Et à la suite de cette constatation qui révolte la fibre fiscaliste française, immédiatement, trois axes d’action sont proposés, paf, comme ça, sans
- Pour aider directement le secteur dans ses gros investissements bien lourds, l’État pourrait par exemple inciter les foyers à se jeter sur la fibre optique en ménageant une niche fiscale, ou une incitation, ou un abattement, ou n’importe quoi de fiscalement rigolo qui pousse les gens à s’équiper. Bon, il semble que ce manque à gagner fiscal devra être compensé ailleurs (par une tabassothérapie fiscale en règle, mais baste, il faut ce qu’il faut).

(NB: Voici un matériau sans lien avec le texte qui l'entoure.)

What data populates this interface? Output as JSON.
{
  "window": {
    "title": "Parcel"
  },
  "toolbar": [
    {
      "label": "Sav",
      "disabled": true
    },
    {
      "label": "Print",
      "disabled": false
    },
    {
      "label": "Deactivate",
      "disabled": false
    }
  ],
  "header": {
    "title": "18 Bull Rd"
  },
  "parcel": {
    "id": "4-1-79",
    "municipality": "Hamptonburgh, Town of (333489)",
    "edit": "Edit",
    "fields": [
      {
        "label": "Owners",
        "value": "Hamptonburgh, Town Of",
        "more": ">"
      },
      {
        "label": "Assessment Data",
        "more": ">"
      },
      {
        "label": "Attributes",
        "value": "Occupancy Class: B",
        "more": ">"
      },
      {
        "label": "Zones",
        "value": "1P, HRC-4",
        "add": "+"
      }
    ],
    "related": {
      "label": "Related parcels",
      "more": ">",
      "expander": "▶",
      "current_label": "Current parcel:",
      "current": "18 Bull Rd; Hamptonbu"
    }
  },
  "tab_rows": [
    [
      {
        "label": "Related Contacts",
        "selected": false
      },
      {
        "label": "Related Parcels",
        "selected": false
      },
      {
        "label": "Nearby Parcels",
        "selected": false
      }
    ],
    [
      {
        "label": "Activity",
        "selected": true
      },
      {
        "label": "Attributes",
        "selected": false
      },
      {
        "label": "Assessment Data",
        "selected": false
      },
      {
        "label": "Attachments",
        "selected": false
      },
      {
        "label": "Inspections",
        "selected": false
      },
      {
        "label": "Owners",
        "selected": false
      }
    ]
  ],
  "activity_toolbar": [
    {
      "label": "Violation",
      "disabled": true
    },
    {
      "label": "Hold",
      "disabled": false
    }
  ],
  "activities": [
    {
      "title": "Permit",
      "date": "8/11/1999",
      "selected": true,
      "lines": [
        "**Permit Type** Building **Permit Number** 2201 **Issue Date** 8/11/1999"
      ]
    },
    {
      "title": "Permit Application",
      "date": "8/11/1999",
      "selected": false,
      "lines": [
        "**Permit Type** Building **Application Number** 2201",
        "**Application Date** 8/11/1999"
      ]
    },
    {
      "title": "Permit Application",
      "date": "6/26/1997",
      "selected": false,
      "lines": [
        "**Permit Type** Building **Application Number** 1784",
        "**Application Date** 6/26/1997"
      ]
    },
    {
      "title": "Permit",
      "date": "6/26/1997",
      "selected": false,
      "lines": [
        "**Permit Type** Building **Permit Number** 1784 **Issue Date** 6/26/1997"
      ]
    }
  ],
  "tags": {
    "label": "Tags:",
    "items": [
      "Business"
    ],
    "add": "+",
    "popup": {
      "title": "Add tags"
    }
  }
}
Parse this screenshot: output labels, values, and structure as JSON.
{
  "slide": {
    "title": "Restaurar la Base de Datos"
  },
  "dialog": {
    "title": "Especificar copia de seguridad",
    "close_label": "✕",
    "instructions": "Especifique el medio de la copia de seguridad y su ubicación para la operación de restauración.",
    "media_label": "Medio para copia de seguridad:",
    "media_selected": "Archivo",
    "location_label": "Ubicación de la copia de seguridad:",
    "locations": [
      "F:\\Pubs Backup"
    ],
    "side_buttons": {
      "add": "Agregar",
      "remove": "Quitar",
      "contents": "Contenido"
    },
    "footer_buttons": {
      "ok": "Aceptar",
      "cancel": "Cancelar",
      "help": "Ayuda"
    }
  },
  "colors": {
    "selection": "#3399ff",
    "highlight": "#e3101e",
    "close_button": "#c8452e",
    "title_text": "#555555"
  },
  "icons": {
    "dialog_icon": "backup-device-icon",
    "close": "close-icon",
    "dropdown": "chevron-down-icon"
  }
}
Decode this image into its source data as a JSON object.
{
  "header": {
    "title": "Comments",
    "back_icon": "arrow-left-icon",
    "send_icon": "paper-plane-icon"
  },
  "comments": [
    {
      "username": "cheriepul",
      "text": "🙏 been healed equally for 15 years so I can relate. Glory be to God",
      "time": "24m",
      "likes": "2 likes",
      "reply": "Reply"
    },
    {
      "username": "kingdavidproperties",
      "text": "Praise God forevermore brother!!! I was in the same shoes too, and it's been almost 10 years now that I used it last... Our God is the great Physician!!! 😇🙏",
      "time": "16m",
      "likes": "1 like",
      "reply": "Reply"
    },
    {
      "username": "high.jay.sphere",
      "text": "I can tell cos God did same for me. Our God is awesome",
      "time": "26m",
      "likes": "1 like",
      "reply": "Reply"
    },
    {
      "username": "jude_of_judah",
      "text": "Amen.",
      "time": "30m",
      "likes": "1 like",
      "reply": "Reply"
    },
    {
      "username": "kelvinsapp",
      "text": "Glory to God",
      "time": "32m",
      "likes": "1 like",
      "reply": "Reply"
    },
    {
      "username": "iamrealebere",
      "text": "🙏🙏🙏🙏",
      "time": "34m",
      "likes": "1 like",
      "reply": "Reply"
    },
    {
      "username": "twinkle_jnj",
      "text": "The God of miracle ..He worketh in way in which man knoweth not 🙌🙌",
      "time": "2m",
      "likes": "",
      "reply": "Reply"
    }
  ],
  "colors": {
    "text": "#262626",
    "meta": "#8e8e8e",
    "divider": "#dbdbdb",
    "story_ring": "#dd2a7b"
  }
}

- Comme une partie des soucis des opérateurs nationaux provient directement du fait que les opérateurs étrangers sont hors de portée de la volée de bois vert fiscale française, il serait de bon ton que l’État régule un peu tout ça en ponctionnant les
gênantsgéants de l’Internet qui, après tout, n’avaient pas à être aussi bons. Et cogner un peu Free aussi, si possible. (Faites nous un package, on discutera des modalités plus tard.) - Et pour envelopper ces petites interventions de l’État, rien de tel qu’un saupoudrage d’interventionnisme d’État dans la création de « pôles numériques organisés autour des opérateurs télécoms et intégrant des PME innovantes » le tout légèrement aidé par l’État avec, vous l’aurez deviné, cet argent magique qu’il trouve sous le sabot d’un cheval, ou qu’il ponctionné dans une poche, ailleurs, loin, avec ou sans raclée fiscale (ou alors si, mais différente, mieux, plus douce, plus discrète, tout ça, quoi).
Je résume.
Les opérateurs franchouilles se plaignent et tentent donc une petite attaque Caliméro pour que le gouvernement sauve l’emploi, protège les marges et les belles rentrées fiscales des opérateurs : eh oui, mon brave monsieur, avec la concurrence et les méchantes ponctions fiscales, les opérateurs télécoms ont bien du mal à tenir la route. Et que proposent nos impétrants pour se sauver du marasme ? Que l’État intervienne un bon coup (de plus), avec quelques ponctions supplémentaires à la clefs, ponctions qui viendront encore accroître le bonheur sirupeux dans lequel nagent déjà nos Caliméros de fête foraine.
Pas de doute : Dieu est un viandard. Car si un bon rire vaut autant qu’un steak, et si, comme le dit Bossuet, « Dieu se rit des hommes qui déplorent les effets dont ils chérissent les causes », alors une chose est certaine : en créant les Français, Dieu se tape un steak bien dodu tous les jours.